J.-L. Debré : La semaine dernière il y a quinze jours, voici des ministres qui se permettaient un certain nombre de phrases, un certain nombre d’affirmations qui constituaient purement et simplement à mettre en cause l’autorité de l’État et du chef de l’État. Ce n’est pas comme ça que doit passer la justice en France.
O. Mazerolle : Est-ce que vous croyez que les socialistes, par exemple, cherchent à précipiter les échéances parce que cela va bien pour eux en ce moment ?
J.-L. Debré : Je ne sais pas ce qu’ils cherchent, je dis simplement que celles et ceux qui ont la responsabilité de l’État, qui sont garants de l’indépendance de la justice, et qui sont responsables de la crédibilité de l’État de droit, doivent, en fonction, de leurs responsabilités, de leurs pouvoirs, appeler les uns et les autres au calme et à la sérénité. Je n’ai pas le sentiment aujourd’hui, et je ne voudrais pas multiplier les exemples, que cette justice passe de façon sereine.
O. Mazerolle : Est-il exact qu’A. Juppé a dit aux parlementaires RPR, que vous présidez, qu’il était prêt à prendre sur lui tout ce qui pourrait être reproché au RPR en matière de financement ?
J.-L. Debré : Je n’ai jamais entendu dire cela, en tout cas il ne m’a rien dit et je ne le crois pas.
O. Mazerolle : Tout de même, est-ce que cette idée ne taraude pas l’Élysée et le RPR depuis longtemps puisque L’Express publie aujourd’hui un document qui a été établi à la demande de J. Toubon à l’époque garde des Sceaux, en octobre 95, qui était une étude juridique sur l’immunité du président de la République ?
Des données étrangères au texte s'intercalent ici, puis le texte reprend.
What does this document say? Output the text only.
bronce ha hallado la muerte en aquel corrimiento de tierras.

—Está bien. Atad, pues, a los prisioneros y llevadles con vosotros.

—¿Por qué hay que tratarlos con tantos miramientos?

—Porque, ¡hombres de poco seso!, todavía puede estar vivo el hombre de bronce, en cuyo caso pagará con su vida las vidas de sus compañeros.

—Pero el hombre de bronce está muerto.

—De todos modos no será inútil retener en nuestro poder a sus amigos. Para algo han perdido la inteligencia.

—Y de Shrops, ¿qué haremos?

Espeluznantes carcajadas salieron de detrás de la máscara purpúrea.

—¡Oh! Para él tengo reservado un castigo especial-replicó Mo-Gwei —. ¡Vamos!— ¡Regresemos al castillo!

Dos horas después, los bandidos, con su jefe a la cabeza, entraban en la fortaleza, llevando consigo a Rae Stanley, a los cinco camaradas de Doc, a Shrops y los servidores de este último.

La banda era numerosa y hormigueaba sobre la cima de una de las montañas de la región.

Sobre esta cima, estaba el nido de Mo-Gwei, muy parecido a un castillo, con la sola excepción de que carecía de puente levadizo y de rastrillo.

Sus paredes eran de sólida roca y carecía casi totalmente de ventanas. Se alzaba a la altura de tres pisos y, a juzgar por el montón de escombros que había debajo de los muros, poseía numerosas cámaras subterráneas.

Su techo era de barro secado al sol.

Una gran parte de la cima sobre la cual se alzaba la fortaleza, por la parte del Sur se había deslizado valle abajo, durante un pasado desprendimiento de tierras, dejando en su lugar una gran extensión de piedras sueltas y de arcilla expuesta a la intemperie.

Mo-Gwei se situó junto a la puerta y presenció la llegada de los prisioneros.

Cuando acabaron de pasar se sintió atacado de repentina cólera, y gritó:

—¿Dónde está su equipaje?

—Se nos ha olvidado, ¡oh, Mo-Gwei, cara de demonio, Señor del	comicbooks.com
J.-L. Debré : Il n’y a pas besoin d’étude juridique : le président de la République a un statut. Je crois que le président de la République n’a rien à voir dans cette affaire. Ne jouons pas avec les institutions de l’État, car en réalité si on joue à ce jeu systématique qui consiste à attaquer toutes les autorités de l’État, il n’y aura plus d’État en France. Est-ce cela que l’on veut ? Je souhaite qu’on se préoccupe des vrais problèmes des Français, de la modernisation de la vie politique, d’une autre politique fiscale, de venir en aide à ceux qui ont des difficultés plutôt qu’à ce jeu misérable qui consiste à faire en sorte que l’État ne puisse plus fonctionner. Voilà ce que je dis, et j’appelle les uns et les autres au calme et à la sérénité. Laissez la justice passer tranquillement.
O. Mazerolle : À partir de votre expérience de ministre de l’Intérieur, vous venez de publier un polar qui s’intitule Piège. Avec votre expérience de président de groupe parlementaire RPR vous allez publier un polar qui s’intitulerait…
J.-L. Debré : Laissez la justice passer sereinement.